With Joe Meyers, entertainment writer

Not seeing can be believing, too

The record-breaking grosses scored by “Cloverfield” this weekend are encouraging when it comes to the present status of the horror movie.
Instead of the silly, gruesome superstitions of the many Japanese-derived scare pictures of recent vintage, or the torture porn of the “Saw” and “Hostel” derivatives, the new Paramount release has virtually no gore. Indeed, it landed an unrestricted PG-13 rating.
The movie proves yet again how much more interesting it is to be scared by suggestion rather than by blatant displays of graphic violence. Just as Steven Spielberg got his biggest jolts in “Jaws” when we couldn’t see the shark, “Cloverfield” is scariest when we can’t quite see the monster(s).
The glimpses of local TV newscasters trying to figure out what is happening while it is happening are also very effective.
“Cloverfield” mixes the found-footage format of the 1999 blockbuster “The Blair Witch Project” with elements of the dramatically shaped MTV reality series “The Real World” and “The Hills” into a genuine post-9/11 horror story set in Manhattan as chaos erupts from the arrival of some sort of giant monster.
Producer J.J. Abrams has tapped into the anxiety that kids both inside and outside of the New York metro area must have felt as their parents tried to come to terms with what was going on in Manhattan on that terrible morning seven years ago.
Just as my generation sat through so many 1950s and ’60s horror pictures that derived their power from unspoken nuclear war anxiety, the current teen demographic is being touched in almost subliminal ways by this devilishly clever little film.

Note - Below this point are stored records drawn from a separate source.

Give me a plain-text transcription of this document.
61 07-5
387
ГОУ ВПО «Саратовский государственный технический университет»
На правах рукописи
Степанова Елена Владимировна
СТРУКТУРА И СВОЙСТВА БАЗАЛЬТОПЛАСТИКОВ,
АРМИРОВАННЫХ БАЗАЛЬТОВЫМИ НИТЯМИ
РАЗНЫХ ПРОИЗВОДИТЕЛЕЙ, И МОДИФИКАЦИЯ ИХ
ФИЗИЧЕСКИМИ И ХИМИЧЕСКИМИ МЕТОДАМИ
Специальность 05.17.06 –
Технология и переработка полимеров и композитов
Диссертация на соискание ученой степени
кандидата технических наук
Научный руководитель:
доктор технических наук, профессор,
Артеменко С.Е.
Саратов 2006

In 2001, many people remarked on the way that Manhattan had the feel of a disaster movie on 9/11, but up until now, no fictional filmmaker has used that widespread cultural comment as the basis for a horror movie.
“United 93” and “World Trade Center” were sober attempts to deal with the actual events of 9/11. “Cloverfield” taps into unresolved fears that something bigger and worse might still be in store for Manhattan, so there will be people who find the picture to be an offensive exploitation of continuing terrorist anxiety.
Because our perspective is so limited in the film — we see only what was captured by one videographer at a downtown going away party interrupted by the arrival of some sort of vaguely indicated “creature” — the audience is placed in precisely the same position as the characters in the film.
Kids who compulsively record their own lives with cellphone cameras will find the visual style of the movie to be completely realistic.
“Cloverfield” eventually starts to feel contrived as the characters take unbelievable risks with unbelievable speed (in terms of New York City geography) but the movie delves into real modern day anxieties in a way that no other contemporary horror picture has dared.